Kent Cochrane and BK Doe
We journey back into the mind this week, and back into human memory. Last week’s episode was all about remembering, but this week we flip the question on its head, and tells stories about people who forget. What is amnesia, and what happens to the people who get it? This week, we talk about how unreliable our memories really are, myths about memory, and more. Spencer tells the story of “BK Doe,” and Ryan tells the story of world-famous memory loss patient, Kent Cochrane.
Hot Topics: “A Lie Was Born” Gets Its Own Theme Song, Blind From Burger King, Sing Along To David Icke, Benjaman Kyle Kent Cochrane, 17 Years In The Woods, Invisible Gorillas, and more.
Benjaman Kyle A.K.A. “BK Doe”
In 2004, a Burger King employee found a 50 year old man naked by a dumpster.
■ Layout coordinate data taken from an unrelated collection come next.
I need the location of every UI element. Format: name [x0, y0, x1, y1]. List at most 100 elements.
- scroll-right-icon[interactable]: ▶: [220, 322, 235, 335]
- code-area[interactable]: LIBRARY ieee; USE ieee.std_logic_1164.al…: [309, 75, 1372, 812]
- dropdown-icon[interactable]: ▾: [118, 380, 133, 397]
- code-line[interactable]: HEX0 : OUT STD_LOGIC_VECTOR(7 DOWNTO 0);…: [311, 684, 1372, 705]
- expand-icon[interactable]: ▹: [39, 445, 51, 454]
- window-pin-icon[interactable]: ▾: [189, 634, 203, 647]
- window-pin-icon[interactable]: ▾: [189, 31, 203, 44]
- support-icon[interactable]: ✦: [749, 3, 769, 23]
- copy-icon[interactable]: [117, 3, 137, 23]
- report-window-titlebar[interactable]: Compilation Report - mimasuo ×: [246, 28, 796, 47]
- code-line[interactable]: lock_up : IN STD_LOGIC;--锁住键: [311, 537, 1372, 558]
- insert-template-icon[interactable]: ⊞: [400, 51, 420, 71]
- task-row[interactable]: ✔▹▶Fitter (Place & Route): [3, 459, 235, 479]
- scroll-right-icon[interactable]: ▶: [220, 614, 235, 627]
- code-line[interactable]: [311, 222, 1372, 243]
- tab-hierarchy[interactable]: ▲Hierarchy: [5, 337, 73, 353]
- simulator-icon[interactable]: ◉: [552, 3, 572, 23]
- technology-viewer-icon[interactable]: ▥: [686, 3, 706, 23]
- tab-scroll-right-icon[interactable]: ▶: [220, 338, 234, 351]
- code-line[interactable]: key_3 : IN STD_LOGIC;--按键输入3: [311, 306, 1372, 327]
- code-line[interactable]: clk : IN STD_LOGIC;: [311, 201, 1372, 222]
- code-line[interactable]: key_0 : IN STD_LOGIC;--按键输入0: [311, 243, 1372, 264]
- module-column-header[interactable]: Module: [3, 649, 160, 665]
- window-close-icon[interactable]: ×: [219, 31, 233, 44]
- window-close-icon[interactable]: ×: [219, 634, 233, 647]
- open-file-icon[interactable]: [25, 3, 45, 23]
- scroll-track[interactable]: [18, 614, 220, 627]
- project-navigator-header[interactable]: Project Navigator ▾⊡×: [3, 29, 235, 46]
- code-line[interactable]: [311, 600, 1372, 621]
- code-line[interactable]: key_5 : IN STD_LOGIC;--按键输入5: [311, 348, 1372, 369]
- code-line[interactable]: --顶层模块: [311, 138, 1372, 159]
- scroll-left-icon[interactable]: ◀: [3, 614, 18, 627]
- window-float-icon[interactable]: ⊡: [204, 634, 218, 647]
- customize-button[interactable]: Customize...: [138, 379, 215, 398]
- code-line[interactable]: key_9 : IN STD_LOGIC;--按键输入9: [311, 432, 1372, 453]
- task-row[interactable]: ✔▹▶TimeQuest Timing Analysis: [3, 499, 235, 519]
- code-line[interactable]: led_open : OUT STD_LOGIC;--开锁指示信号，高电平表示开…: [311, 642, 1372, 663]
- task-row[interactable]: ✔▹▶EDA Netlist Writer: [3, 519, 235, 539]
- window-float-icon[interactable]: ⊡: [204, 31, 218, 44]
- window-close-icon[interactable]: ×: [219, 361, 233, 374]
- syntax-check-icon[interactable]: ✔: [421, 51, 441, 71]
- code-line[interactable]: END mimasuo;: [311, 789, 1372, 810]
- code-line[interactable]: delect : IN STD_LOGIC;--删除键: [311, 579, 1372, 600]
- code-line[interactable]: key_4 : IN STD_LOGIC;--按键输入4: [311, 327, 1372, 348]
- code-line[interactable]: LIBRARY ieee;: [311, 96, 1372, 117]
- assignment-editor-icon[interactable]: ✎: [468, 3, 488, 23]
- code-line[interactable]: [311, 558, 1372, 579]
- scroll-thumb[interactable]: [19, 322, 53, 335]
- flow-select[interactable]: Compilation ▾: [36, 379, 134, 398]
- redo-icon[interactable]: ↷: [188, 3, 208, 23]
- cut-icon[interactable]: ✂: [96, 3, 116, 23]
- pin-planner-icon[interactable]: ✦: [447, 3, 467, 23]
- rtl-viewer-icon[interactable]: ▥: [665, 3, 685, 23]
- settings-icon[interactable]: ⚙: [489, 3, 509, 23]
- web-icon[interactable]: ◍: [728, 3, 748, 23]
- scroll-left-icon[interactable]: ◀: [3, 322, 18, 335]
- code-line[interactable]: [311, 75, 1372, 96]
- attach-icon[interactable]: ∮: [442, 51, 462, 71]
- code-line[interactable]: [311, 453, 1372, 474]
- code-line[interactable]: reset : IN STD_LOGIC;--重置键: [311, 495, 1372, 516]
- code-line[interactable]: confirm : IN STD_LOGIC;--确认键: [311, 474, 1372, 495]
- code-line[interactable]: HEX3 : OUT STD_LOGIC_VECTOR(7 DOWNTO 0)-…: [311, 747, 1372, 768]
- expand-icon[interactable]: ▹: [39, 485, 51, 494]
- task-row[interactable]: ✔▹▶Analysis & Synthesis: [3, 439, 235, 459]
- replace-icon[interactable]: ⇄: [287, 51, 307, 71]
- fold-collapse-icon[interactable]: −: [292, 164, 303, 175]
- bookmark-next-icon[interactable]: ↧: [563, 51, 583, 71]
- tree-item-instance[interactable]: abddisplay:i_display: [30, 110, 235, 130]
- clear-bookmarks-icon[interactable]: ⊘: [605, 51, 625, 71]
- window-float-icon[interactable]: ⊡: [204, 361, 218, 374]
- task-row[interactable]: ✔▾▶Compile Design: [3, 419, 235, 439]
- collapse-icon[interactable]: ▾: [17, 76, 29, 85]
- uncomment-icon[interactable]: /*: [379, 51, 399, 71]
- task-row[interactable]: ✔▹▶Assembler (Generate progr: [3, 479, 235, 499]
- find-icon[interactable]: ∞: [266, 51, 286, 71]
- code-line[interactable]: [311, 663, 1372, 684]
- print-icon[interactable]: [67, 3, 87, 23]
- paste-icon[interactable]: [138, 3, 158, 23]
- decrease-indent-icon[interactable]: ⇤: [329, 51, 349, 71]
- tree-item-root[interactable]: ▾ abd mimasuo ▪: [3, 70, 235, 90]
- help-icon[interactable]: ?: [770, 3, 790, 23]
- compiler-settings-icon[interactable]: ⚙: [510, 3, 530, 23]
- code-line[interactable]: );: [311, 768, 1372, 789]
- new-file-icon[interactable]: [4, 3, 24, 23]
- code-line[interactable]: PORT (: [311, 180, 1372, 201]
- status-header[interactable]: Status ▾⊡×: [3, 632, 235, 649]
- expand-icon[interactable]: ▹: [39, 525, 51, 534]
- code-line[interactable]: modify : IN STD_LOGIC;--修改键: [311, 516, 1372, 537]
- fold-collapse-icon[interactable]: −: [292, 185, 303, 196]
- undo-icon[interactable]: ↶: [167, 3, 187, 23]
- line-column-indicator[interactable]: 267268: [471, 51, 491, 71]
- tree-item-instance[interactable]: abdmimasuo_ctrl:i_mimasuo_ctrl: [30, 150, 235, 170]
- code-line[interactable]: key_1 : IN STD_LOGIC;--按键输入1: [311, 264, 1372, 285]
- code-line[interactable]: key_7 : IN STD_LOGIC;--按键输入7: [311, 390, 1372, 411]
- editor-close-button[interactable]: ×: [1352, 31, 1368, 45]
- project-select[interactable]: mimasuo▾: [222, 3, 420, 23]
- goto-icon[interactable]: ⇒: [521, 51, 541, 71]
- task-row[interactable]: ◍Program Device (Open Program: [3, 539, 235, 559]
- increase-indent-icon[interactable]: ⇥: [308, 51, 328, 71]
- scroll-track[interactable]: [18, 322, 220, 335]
After being taken to a hospital, it was discovered that this man had no clear memory of the vast majority of his life, including not knowing his own name, or the names of any of his family members. What followed next, was a very public search to uncover the identity of “BK Doe.”
After years of television appearances, fingerprinting, missing persons reports, and a complete lack of a real identity the entire time, “BK Doe,” then named “Bejaman Kyle” was identified through a network of adoption search angels, who used his DNA to discover his family and origins. It took the world, and Benjaman Kyle, 11 years to find out just who he was.
Kent Cochrane
The most widely studied memory loss patient in the world, Kent Cochrane has been the subject of over 20 different psychological papers covering his memory loss after a motorcycle accident in Canada.
The Invisible Gorilla
Christopher Chabris and Daniel Simons developed “The Invisible Gorilla” experiment. The two psychologists have spent their lives proving how vulnerable and fragile our memories really are. Their work has now taken the form of TED Talks, books, and many scholarly papers.